After graduating from Ross, I took a sabbatical, went to Europe and read Designing Your Life. After applying that process, I called Nestor and told him I’ve come to the conclusion that Ripple is what I want to do. And he said, oh, terrific, because we’ve come to the conclusion that you’re the person we want.

Have you found that by going through the Designing Your Life process, your level of engagement and commitment is higher?

 The process was critical to getting it right. And I will tell you, since the day I landed there, I am grateful that I spent that five weeks going through the process because it informed me to make the best decision. Every day that I’m doing it, reinforces that decision.

That’s great. What additional advice would you give to fellow EMBAs?

 

The cost of living is much higher in San Francisco. It was much easier to make it by moving back to Michigan. I could take a calculated risk and make a change professionally. Being a CEO in Michigan won’t pay as much as it would on the West Coast, so I had to set my expectations differently.

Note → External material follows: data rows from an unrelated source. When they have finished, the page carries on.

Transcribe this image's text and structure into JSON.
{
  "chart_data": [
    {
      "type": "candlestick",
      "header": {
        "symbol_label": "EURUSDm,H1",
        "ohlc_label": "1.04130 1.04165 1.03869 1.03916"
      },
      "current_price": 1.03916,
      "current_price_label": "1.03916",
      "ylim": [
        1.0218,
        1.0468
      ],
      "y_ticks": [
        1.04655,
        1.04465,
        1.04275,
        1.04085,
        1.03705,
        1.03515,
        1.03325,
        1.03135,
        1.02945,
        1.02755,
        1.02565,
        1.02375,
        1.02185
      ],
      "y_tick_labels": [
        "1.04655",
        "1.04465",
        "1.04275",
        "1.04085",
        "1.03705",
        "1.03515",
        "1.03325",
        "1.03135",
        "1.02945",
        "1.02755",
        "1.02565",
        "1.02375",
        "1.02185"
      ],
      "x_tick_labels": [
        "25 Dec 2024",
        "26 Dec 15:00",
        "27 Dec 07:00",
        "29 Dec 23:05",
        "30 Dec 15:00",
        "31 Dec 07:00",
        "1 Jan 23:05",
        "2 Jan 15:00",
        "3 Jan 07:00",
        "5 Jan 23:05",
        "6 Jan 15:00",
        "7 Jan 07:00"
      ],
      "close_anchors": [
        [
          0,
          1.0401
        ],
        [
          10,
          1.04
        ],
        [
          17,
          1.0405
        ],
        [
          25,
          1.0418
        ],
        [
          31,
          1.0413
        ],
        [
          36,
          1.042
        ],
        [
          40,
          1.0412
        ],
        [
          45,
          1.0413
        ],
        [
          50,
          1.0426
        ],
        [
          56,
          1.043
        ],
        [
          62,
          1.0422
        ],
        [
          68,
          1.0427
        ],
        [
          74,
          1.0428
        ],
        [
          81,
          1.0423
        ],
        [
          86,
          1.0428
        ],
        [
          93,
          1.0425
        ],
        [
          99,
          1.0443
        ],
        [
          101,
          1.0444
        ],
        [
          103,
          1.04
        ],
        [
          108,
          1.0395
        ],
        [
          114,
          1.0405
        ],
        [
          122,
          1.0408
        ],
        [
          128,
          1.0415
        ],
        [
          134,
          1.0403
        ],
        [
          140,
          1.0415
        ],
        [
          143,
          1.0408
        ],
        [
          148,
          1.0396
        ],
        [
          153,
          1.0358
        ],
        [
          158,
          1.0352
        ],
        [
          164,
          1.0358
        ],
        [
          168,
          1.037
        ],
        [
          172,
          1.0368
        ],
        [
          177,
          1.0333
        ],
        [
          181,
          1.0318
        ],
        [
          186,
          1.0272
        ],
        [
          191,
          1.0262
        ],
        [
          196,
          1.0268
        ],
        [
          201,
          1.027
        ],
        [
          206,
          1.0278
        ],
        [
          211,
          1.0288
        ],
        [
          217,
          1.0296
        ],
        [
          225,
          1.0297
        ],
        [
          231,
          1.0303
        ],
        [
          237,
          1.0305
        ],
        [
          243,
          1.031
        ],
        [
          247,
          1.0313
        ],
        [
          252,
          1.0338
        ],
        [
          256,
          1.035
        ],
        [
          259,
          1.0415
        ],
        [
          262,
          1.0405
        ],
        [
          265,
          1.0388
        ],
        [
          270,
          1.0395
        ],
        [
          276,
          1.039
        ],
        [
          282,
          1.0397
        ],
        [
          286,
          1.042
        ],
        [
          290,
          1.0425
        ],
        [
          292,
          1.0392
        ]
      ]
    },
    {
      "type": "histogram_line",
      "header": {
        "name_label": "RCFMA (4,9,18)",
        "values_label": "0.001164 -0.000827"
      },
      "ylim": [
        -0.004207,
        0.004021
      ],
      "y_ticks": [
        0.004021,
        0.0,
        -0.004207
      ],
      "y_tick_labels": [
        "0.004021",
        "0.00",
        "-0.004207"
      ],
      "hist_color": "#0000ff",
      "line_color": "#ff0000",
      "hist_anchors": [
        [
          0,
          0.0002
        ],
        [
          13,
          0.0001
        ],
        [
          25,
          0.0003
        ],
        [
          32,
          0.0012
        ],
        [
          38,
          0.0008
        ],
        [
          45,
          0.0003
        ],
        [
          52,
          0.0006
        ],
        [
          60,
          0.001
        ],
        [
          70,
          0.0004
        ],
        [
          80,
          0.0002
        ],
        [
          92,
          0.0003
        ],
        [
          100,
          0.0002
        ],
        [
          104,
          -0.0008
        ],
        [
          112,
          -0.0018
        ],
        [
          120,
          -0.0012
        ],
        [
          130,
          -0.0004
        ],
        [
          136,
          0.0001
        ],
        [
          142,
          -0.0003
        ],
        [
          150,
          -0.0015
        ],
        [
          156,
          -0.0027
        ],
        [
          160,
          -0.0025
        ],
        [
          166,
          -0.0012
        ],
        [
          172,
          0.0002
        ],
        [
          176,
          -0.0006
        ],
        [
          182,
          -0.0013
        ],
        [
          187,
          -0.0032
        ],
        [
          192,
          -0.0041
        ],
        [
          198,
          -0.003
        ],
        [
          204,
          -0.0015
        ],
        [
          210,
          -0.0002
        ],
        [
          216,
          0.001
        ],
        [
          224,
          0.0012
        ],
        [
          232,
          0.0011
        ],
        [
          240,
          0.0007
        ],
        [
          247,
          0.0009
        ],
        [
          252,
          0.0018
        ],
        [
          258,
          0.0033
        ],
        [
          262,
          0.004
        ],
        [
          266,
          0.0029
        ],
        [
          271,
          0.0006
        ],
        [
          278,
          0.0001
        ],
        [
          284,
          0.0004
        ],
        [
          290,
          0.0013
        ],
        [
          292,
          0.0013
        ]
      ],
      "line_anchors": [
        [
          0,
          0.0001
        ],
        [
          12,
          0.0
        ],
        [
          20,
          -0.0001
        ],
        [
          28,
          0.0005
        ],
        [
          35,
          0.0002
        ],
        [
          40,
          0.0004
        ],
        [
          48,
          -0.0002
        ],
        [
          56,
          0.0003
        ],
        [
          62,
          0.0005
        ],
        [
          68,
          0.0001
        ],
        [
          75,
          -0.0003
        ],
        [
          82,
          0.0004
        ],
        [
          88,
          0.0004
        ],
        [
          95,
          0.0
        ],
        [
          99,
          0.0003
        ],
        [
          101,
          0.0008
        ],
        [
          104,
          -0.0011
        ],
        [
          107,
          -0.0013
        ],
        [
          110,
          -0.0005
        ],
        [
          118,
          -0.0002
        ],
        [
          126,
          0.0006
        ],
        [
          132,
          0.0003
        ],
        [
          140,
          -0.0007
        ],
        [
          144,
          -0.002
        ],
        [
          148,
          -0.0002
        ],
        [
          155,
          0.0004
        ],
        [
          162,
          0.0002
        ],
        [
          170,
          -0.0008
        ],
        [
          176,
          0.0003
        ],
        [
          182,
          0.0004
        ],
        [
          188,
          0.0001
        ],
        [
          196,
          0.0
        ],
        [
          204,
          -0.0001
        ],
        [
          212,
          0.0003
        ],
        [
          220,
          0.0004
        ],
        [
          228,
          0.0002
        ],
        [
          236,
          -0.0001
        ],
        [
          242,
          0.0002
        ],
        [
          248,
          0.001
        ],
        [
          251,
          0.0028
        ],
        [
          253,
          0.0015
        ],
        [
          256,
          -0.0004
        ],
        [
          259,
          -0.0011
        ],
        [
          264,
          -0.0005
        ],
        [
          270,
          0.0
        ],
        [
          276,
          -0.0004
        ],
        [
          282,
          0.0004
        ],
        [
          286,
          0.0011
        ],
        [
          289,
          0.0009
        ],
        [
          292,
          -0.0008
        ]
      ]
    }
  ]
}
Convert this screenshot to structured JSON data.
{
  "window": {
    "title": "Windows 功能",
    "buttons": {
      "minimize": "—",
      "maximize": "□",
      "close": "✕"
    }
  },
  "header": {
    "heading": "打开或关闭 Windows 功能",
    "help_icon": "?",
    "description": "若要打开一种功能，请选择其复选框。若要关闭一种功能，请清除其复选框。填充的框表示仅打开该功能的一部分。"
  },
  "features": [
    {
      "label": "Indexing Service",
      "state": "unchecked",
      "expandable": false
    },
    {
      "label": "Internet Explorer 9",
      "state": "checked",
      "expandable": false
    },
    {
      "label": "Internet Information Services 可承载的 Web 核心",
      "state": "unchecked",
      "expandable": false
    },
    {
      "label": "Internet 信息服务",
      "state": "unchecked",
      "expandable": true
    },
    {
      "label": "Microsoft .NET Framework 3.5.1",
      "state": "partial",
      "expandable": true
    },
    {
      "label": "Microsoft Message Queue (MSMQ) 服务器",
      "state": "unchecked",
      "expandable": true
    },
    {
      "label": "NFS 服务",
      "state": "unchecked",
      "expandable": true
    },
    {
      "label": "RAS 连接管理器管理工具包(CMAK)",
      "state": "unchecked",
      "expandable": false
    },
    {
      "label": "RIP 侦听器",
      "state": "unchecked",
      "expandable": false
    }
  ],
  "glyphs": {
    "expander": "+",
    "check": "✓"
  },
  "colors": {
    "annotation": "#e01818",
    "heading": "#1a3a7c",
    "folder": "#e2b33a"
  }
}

Do I regret it? No, because honestly, I don’t gain as much satisfaction about looking at what’s in my bank account as I do about building a team and working with that team every single day. So I’m getting all of the joy and satisfaction that is important to me to get out of bed and keep going.

Has that always been your life philosophy or has it evolved over time?

 

I don’t come from a wealthy family. When I was younger, it was very important for me to become economically secure, which is very different from independently wealthy. Economically secure means you’re not worried about the next paycheck. Or, you know, the next six months, let’s put it that way. When I was younger, I would say I might have made a different decision because I was still building my foundation that allowed me to feel the freedom to pick and choose and do other things that weren’t so motivated by the salary.

Interesting. Sounds like you’re very comfortable with the decision?

 

Right. There’s actually great freedom in it.

You worked on the West Coast and moved to Ann Arbor. What are your observations about the University of Michigan, and Michigan as a state, regarding its ecosystem for startups and business opportunities?

 

Venture capital started on the coasts. In the last ten year, there have been a plethora of new fund set up that are focused on not-the-coasts because the value is better.

I will tell you I’ve brought a couple of other folks I’ve worked with out in California to Michigan. One of them has actually taken the helm of a University of Michigan startup company, even though he still lives in San Francisco. The reason is there are a lot of great assets and projects coming out of the universities, all of them.

Right now, there is a really good early funding ecosystem: angels, seeds, seed funds, economic development-minded funds that might or might not be working with the state and VC. There’s been a lot of effort made over the last ten years to improve access to capital for early-stage companies. I have to say I was a pleasantly surprised.

Thank you, Peter. We appreciate you sharing your insights and it’s been a real pleasure speaking with you.